Спросил у Моны насчет яичников: отвечают ли они вот так же за страх высоты. Она сказала, что нет. Зато мои яички снова сжались, когда я увидел, как она подходит к краю утеса. У меня закружилась голова за нее. Это что же: яйца способны на сопереживание?

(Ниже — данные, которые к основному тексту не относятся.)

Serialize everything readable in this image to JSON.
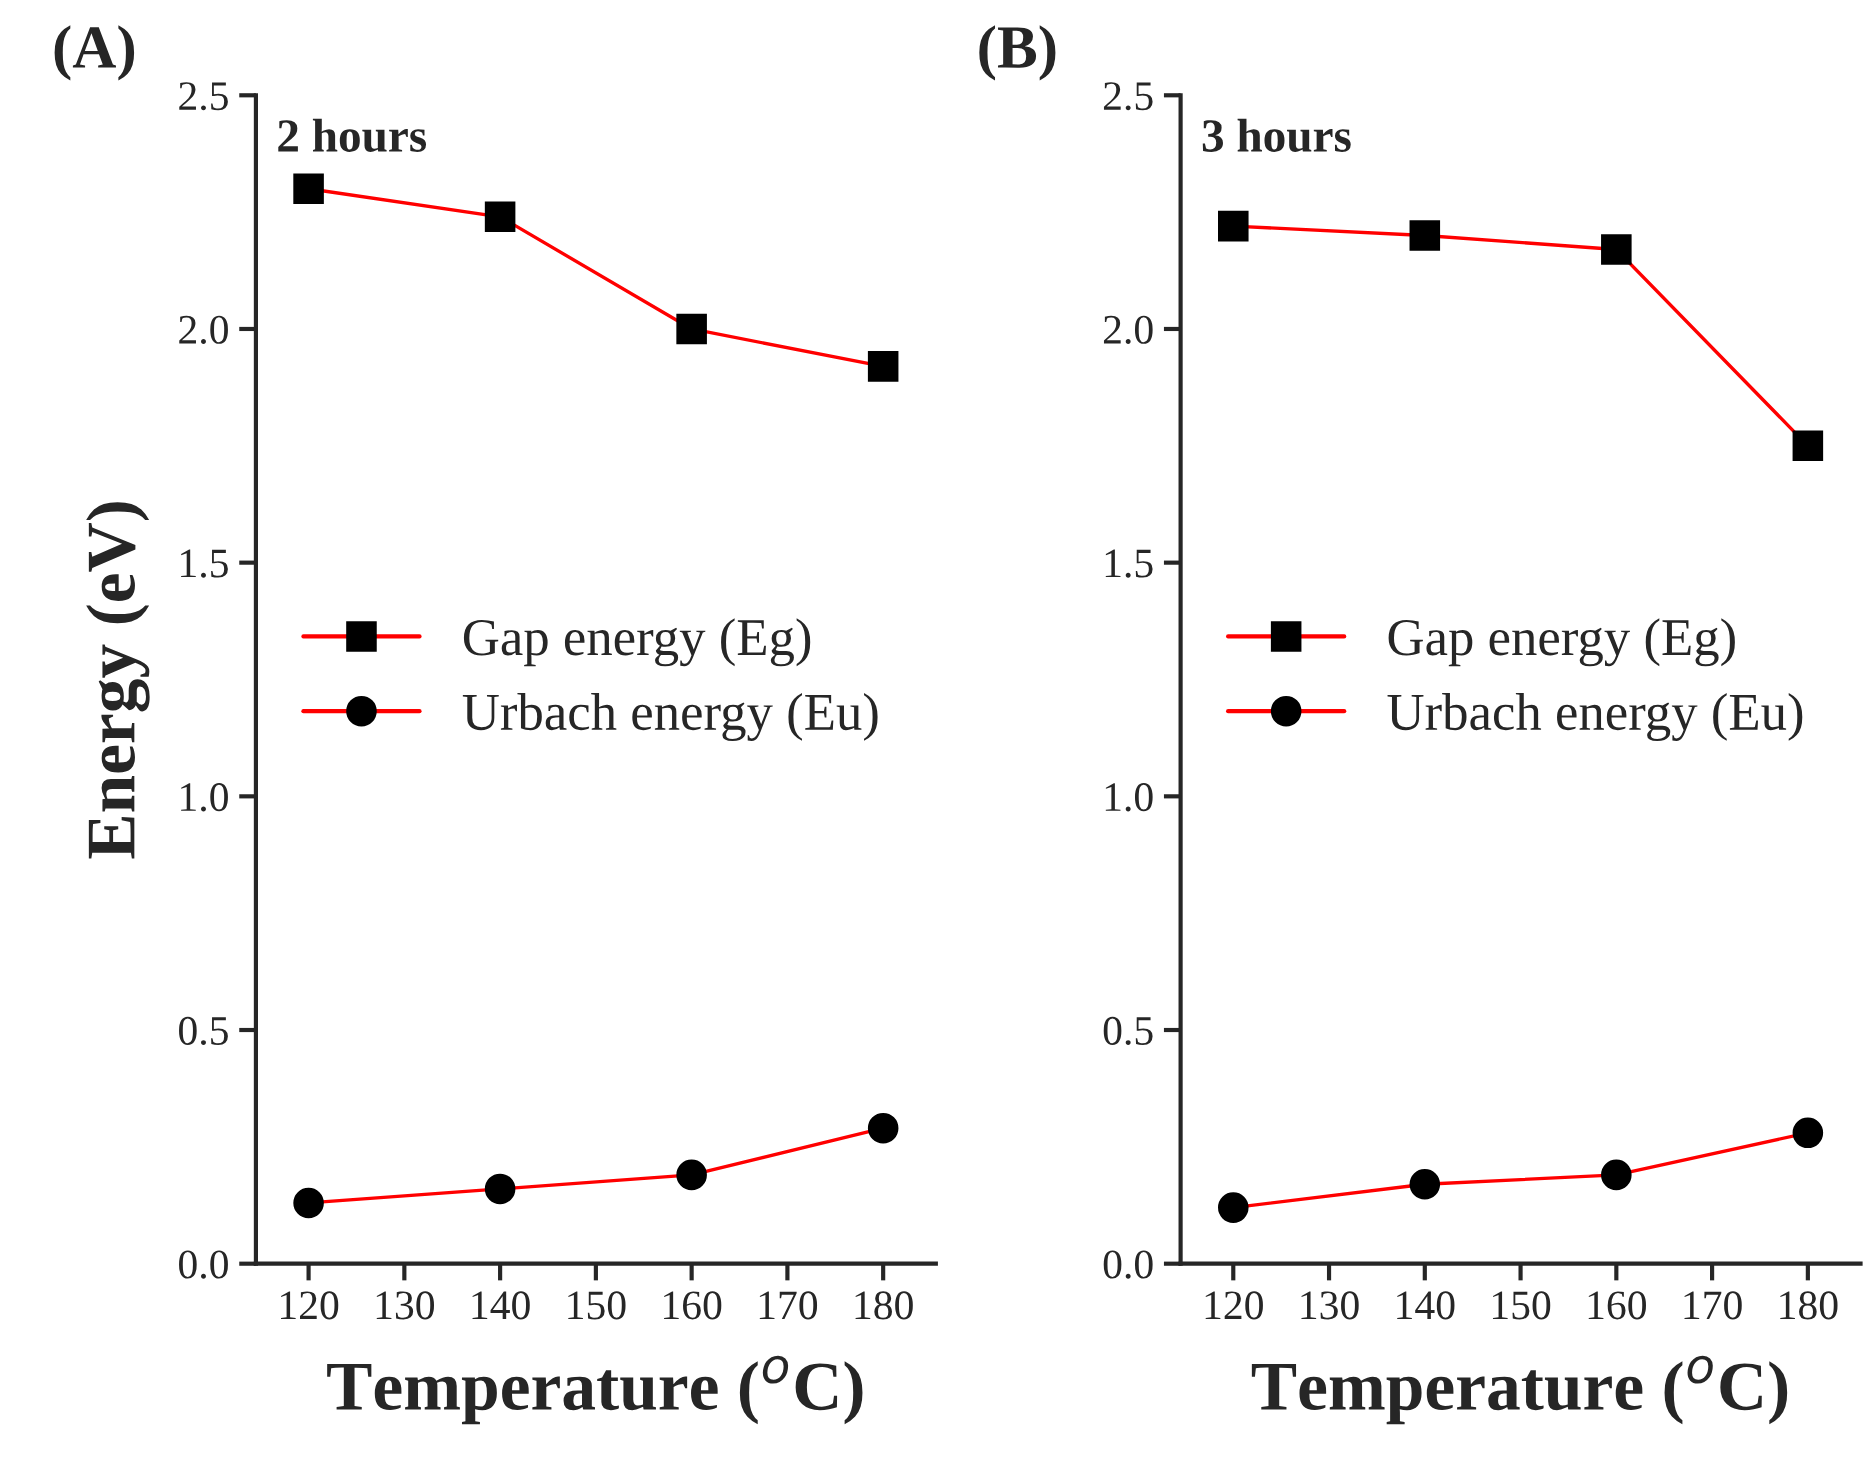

Во время этих экспериментов мне вспомнилась история про человека, который свалился с утеса. Он оступился, поскользнулся на каменистой осыпи и, потеряв равновесие, упал с обрыва. Его друзья заорали от ужаса, а ему самому уже не было страшно. Он утверждал, что страх покинул его в ту самую секунду, когда ему стало ясно, что это конец. И потом он всю жизнь вспоминал об этом миге утраты надежды как о высшем блаженстве. Спасла его крона дерева. И вместе с надеждой, что его спасут, вернулся и страх.

* * *

28 лет, 1 месяц, 3 дня

Вторник, 13 ноября 1951 года

Выходим из-за стола после обеда в столовой. Мартино потихоньку рыгает, прикрыв рот кулаком. Я в очередной раз отмечаю, что чужое рыгание, открывающее мне прямой доступ к пищеварительным процессам, происходящим в чужом желудке, для меня неприятнее, чем чужие газы, запах которых мне кажется не таким личным, более общим. Иными словами, я чувствую себя более бестактным , когда обоняю чужое рыгание, чем когда нюхаю чужие газы.

* * *

28 лет, 2 месяца, 17 дней

Четверг, 27 декабря 1951 года

Рождение Брюно. У нас родился ребенок. Поселился в нашем доме, как будто жил тут всегда! У меня даже голос пропал. Знакомый ступор, и причиной ему – мой сын.

* * *

28 лет, 3 месяца, 17 дней

Воскресенье, 27 января 1952 года

Стать отцом – это все равно что сделаться безруким. Вот уже месяц, как у меня одна рука – другая носит Брюно. Вдруг раз – и однорукий. К этому привыкаешь.

* * *

28 лет, 7 месяцев, 23 дня

Понедельник, 2 июня 1952 года

Проснулся со сдавленным горлом, прерывисто дыша, в груди тесно, зубы стиснуты, настроение жуткое без особых на то причин. Мама называла это: Быть во мраке. Оставь меня в покое, не видишь – я во мраке! Сколько раз слышал я от нее эту фразу, хотя не делал ничего такого – просто жил рядом с ней послушным мальчиком. Сдвинутые брови, темный взгляд (голубых глаз) – ее лицо, если можно так выразиться, как будто злобно взирало изнутри на само себя, не заботясь о том, как оно выглядит снаружи. В таких случаях я спрашивал Додо: Ну, что ты там еще сделал маме?

* * *

28 лет, 7 месяцев, 25 дней

Среда, 4 июня 1952 года

Одно из самых странных проявлений моего «мрака» – навязчивая привычка кусать внутреннюю сторону нижней губы. Это у меня с раннего детства. Каждый раз я решаю, что больше никогда не буду этого делать, но при каждом очередном приступе вновь с педантичной жестокостью предаюсь самоистязанию. При первых симптомах «мрака» внутренняя поверхность губы словно теряет чувствительность, и мои премоляры начинают развлекаться, отрывая от нее клочки якобы омертвелой кожи. Все это – совершенно безболезненно, как будто снимаешь шкурку с плода. Потом какое-то время с этими «очистками» поигрывают резцы, а после я их проглатываю. Это самоедство продолжается до тех пор, пока зубы не доберутся до более глубоких слоев, где плоть становится чувствительной к укусам. И тут появляется первая боль и первая кровь. Пора остановиться. Но страшно хочется еще поковыряться в этой ранке. И я то углубляю ее новыми покусываниями, ужесточая пытку до того, что на глаза наворачиваются слезы, то сосательными движениями давлю на раненую губу, выдавливая из нее кровь. Дальше по правилам игры я должен носовым платком или тыльной стороной ладони проверить качество этой крови – достаточно ли она красная. Вот таким странным самоистязанием занимается с детства тип, который, вообще-то, вовсе не склонен к мазохизму. Потом я буду долго – пока не зарубцуется ранка – проклинать себя за эту глупость с затаенным страхом, что переступил-таки черту и что теперь эта некогда вожделенная плоть никогда не заживет. Истерический ритуал с суицидальной составляющей. А когда же это началось? Когда у меня стали выпадать молочные зубы?